Ministerpräsidenten aus Sachsen Anhalt und Niedersachsen übernehmen erneut die Schirmherrschaft über das Workcamp

01.07.2015

Das 18. Workcamp des Grenzdenkmalvereins vom 17. Juli bis 8. August  steht wieder vor der Tür. Auch diesmal ist es eine Kooperation mit der Gedenkstätte Deutsche Teilung Marienborn und der Behörde der Landesbeauftragten für Stasiunterlagen Sachsen Anhalt.
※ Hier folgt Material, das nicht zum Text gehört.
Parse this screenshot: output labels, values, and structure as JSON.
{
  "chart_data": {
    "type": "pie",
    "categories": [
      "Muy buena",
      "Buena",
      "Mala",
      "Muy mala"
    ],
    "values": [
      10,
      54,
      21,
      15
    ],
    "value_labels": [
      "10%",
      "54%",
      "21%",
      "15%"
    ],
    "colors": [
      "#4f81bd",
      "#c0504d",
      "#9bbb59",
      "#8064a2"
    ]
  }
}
In diesem Jahr werden wieder beide Ministerpräsidenten der angrenzenden Bundesländer die Schirmherrschaft über das Workcamp übernehmen. Die Länder Sachsen Anhalt und Niedersachsen übernehmen in Person von Ministerpräsident Reiner Haseloff und Ministerpräsident Stephan Weil nun schon seit Jahren die Schirmherrschaft über das Workcamp. Wir sehen unsere Arbeit mit dem Engagement beider Ministerpräsidenten damit gewürdigt. Hötensleben hat leider, den einzigen authentisch erhaltenden Abschnitt der innerdeutschen Grenze zu bieten. Das dieses Zeugnis, menschenverachtender und martialischer Grenzsicherung zu erhalten ist, steht außer Frage. Die heranwachsende Jugend muss sehen, wozu Diktaturen in der Lage sind, um daran erinnert zu werden, wie wichtig der Erhalt unserer Demokratie ist. Diese Aufgabe ist das größte Anliegen des Grenzdenkmalvereins.

Das Camp fährt in diesem Jahr auf Sparflamme. Leider spüren wir auch hier den Sparzwang der Kommunen und Behörden. Ein Aufgeben oder das Camp nur alle zwei Jahre durchzuführen steht nicht zur Debatte. Daher sind es in diesem Jahr nur acht Campteilnehmer. Die Jugendlichen kommen in diesem Jahr aus Spanien, Taiwan, Tschechien, der Ukraine, Serbien und aus Deutschland. Wir werden versuchen durch Fundraising, das Camp wieder zu dem zu machen, was über die Jahre war. Eine Idee ist ein Bürgerfrühstück, dessen Einnahmen in die Finanzierung des Camps fließen. Spenden sind auch jederzeit willkommen.

Zu den Höhepunkten zählt ohne Zweifel der Besuch des Camps durch den Ministerpräsidenten Sachsen Anhalts Reiner Haseloff. Herr Weil schafft es leider nicht, das Camp zu besuchen. Das Land Niedersachsen wird aber vertreten durch den Landesbeauftragten für regionale Landesentwicklung Matthias Wunderling-Weilbier. Auch die Einladung in den Bundestag durch den Abgeordneten Manfred Behrens ist ein Highlight. Das Rock am Rathaus am 25. Juli wird von den Teilnehmern aktiv begleitet. Weiterhin besucht das Camp Goslar, wo wir in den Röderstollen einfahren auf Einladung des Weltkulturerbes Rammelsberg und ins Paläon ist das Camp auch eingeladen. Die Telegrafenstation Neuwegersleben wird besucht und eine Expedition durch Tagebaue der Region ist auch geplant. Wie immer sind die Vereine der Umgebung fest eingebunden. Feuerwehren Hötensleben und Völpke, der Verkehrsgarten Völpke, der Schützenverein Hötensleben und der Sportverein gestalten das Camp aktiv mit. Ein Dank geht auch an die Stadt Schöningen für das City-Mobil und den Besuch des Schwimmbades. Aber auch Jugendclub und auch die Einwohner sind rege dabei. Wie jedes Jahr wird auch ein wenig Völkerverständigung betrieben.